Tulisan sejarah harus fokus pada proses sosial di masa lalu. Seringkali dalam historiografi
Indonesia terjadi sesuatu yang dinamakan “pengkultusan tokoh”. Misalnya sejarah Serangan
Umum 1 Maret 1949 yang sangat menonjolkan peran Soeharto. Setelah Orde Baru tumbang,
perdebatan mengenai peran Soeharto dalam peristiwa tersebut mulai mencuat. Cerita Serangan
Umum 1 Maret itu tidak termasuk dalam historiografi yang progresif. Historiografi progresif
menolak “pengkultusan tokoh”, sebab dalam suatu peristiwa sejarah semua orang memiliki
peran. Manusia adalah makhluk sosial (homo hominisocius) yang tidak bisa hidup tanpa bantuan
dari manusia lain.
Membahas penulisan sejarah tidak bisa dilepaskan dari pengaruh kekuasaan. Maka tantangan
yang dihadapi historiografi yang progresif, selain berbagai masalah yang sudah dikemukakan
diatas, adalah kekuasaan politik itu sendiri. Sebab pada zaman apapun, di wilayah kekuasaan
manapun, penguasa pasti dan akan menggunakan segala instrumen untuk mempertahankan
kekuasaannya, tak terkecuali narasi sejarah. Historiografi yang progresif, bukanlah historiografi
yang ditulis untuk melegitimasi kekuasaan, tetapi melawan segala yang menindas.
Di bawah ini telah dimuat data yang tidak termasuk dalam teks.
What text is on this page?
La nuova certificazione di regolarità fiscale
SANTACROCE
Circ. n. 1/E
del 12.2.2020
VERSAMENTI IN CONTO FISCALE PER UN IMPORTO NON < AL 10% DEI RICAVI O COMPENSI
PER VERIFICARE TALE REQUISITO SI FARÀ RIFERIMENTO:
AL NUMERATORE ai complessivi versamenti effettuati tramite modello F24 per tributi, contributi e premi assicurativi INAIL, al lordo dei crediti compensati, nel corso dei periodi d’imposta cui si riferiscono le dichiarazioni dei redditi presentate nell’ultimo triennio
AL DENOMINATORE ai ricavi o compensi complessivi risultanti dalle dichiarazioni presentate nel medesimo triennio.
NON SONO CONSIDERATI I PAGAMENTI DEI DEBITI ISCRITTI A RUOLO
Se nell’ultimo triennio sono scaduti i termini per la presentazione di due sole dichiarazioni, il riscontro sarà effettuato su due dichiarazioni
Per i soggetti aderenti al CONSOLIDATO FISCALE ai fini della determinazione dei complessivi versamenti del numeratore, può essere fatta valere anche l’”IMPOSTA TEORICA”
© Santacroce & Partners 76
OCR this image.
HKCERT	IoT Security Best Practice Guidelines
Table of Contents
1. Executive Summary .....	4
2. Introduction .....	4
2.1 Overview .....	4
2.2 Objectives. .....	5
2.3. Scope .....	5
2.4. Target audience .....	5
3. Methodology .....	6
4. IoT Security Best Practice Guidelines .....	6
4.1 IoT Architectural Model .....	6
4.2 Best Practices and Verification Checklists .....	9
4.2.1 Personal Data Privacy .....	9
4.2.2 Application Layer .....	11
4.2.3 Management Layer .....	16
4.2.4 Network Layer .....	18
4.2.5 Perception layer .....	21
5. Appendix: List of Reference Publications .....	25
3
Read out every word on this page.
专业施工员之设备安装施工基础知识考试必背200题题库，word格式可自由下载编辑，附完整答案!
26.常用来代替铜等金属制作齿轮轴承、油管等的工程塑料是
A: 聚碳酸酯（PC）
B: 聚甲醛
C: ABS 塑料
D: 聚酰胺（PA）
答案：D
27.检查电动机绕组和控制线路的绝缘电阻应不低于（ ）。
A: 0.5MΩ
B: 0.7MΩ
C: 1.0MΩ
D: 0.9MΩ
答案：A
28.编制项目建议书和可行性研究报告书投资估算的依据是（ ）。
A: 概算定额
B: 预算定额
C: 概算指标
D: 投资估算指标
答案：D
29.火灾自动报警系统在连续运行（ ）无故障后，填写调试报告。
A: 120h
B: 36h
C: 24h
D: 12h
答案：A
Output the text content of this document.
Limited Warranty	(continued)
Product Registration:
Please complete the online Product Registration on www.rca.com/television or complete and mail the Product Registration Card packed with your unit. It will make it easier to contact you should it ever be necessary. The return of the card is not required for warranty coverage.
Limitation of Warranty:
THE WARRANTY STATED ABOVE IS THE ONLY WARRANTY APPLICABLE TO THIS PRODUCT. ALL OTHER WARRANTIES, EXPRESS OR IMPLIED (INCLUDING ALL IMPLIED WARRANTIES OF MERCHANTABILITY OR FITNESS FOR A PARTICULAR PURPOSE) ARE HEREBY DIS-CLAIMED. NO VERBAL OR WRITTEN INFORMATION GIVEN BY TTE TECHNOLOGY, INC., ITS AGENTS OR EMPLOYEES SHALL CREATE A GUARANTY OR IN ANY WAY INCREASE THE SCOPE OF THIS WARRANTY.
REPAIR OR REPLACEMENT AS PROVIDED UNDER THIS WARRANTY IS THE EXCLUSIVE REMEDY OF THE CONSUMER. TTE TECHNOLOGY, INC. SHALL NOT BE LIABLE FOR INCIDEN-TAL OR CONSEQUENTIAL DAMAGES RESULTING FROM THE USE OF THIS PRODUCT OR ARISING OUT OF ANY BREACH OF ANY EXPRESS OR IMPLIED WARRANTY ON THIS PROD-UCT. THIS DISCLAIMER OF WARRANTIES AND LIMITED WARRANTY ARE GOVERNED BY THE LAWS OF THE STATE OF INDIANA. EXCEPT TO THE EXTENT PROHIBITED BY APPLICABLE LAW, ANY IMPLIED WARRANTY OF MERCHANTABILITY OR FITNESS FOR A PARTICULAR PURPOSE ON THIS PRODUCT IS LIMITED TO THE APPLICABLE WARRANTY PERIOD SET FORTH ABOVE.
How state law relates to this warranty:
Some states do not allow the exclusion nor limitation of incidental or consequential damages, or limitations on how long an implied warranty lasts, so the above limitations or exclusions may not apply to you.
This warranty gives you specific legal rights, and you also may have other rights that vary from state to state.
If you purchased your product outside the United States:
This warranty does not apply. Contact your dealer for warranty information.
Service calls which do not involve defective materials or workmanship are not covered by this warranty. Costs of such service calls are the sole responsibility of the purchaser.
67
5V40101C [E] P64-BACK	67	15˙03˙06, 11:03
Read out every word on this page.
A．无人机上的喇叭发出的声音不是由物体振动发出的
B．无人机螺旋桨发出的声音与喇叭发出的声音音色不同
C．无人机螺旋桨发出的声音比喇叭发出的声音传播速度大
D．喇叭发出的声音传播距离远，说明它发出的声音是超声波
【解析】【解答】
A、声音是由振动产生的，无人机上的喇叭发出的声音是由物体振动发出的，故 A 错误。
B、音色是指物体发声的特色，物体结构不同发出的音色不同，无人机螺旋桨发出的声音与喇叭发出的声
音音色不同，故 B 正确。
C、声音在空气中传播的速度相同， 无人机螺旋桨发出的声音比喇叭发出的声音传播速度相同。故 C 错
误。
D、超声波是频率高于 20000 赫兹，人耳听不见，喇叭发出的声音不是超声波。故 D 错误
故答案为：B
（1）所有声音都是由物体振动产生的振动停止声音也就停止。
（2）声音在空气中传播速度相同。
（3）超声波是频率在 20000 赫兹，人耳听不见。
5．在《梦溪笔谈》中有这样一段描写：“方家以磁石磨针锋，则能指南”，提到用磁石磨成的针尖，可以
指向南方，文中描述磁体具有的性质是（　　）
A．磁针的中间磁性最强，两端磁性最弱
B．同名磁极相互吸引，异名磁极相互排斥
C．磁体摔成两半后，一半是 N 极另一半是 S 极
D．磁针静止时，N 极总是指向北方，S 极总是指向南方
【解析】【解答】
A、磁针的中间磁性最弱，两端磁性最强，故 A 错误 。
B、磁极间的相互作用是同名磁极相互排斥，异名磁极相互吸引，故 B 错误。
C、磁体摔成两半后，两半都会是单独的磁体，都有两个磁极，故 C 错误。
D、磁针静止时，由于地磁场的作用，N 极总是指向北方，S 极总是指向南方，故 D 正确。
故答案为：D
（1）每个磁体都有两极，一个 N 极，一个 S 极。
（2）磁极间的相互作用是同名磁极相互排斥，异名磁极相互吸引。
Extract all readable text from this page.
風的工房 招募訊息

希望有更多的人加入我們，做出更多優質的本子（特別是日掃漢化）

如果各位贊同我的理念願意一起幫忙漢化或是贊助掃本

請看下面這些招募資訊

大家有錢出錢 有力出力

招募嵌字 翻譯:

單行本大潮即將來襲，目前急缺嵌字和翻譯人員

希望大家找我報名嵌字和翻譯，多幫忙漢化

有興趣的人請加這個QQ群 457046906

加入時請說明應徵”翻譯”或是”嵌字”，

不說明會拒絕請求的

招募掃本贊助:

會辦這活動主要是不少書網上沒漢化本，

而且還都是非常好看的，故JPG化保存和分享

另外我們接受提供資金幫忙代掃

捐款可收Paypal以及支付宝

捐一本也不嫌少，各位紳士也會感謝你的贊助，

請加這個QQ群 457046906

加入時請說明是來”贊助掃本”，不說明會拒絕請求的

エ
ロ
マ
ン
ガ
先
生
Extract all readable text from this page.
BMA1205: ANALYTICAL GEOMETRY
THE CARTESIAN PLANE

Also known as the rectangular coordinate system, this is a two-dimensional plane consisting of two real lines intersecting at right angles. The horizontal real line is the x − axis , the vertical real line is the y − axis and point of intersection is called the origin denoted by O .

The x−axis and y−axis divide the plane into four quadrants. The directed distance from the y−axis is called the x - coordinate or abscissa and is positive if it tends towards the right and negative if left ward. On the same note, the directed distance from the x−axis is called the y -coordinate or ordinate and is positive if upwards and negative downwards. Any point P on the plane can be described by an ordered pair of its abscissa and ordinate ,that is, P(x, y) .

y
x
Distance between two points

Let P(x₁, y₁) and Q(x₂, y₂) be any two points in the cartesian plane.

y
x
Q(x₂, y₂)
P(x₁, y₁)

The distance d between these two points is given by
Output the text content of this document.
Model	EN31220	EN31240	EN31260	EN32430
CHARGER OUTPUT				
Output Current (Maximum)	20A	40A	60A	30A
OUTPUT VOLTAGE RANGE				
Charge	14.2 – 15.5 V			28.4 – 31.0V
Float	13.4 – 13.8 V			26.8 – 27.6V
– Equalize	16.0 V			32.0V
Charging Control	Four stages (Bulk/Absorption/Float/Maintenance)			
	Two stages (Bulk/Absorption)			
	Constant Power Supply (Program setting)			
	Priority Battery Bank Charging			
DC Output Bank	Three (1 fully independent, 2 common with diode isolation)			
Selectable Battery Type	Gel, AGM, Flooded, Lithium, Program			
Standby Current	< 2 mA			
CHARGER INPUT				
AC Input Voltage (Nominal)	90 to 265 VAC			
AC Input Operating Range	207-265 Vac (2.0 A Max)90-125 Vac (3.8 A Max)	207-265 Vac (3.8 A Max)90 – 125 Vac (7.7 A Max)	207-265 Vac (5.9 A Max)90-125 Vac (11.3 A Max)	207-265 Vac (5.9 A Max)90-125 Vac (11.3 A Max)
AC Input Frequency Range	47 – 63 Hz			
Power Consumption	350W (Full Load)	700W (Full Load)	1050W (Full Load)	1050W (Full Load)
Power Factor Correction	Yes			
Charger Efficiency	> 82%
Jika
instrumen yang menindas itu adalah kekuasaan, tugas historiografi yang progresif adalah
melawan kekuasaan itu.

Sebuah konklusi

Membincangkan sejarah tak akan ada habisnya. Sejarah adalah intinya inti, core of the core,
sumber dari kekuasaan politik, sesuatu yang menentukan arah gerak suatu kelompok
manusia/bangsa. Setelah kita tahu bahwa historiografi Indonesia memiliki segudang
permasalahan dan tak jarang digunakan oleh penguasa untuk melegitimasi kekuasaannya;
mungkinkah kita menggagas sebuah historiografi yang progresif?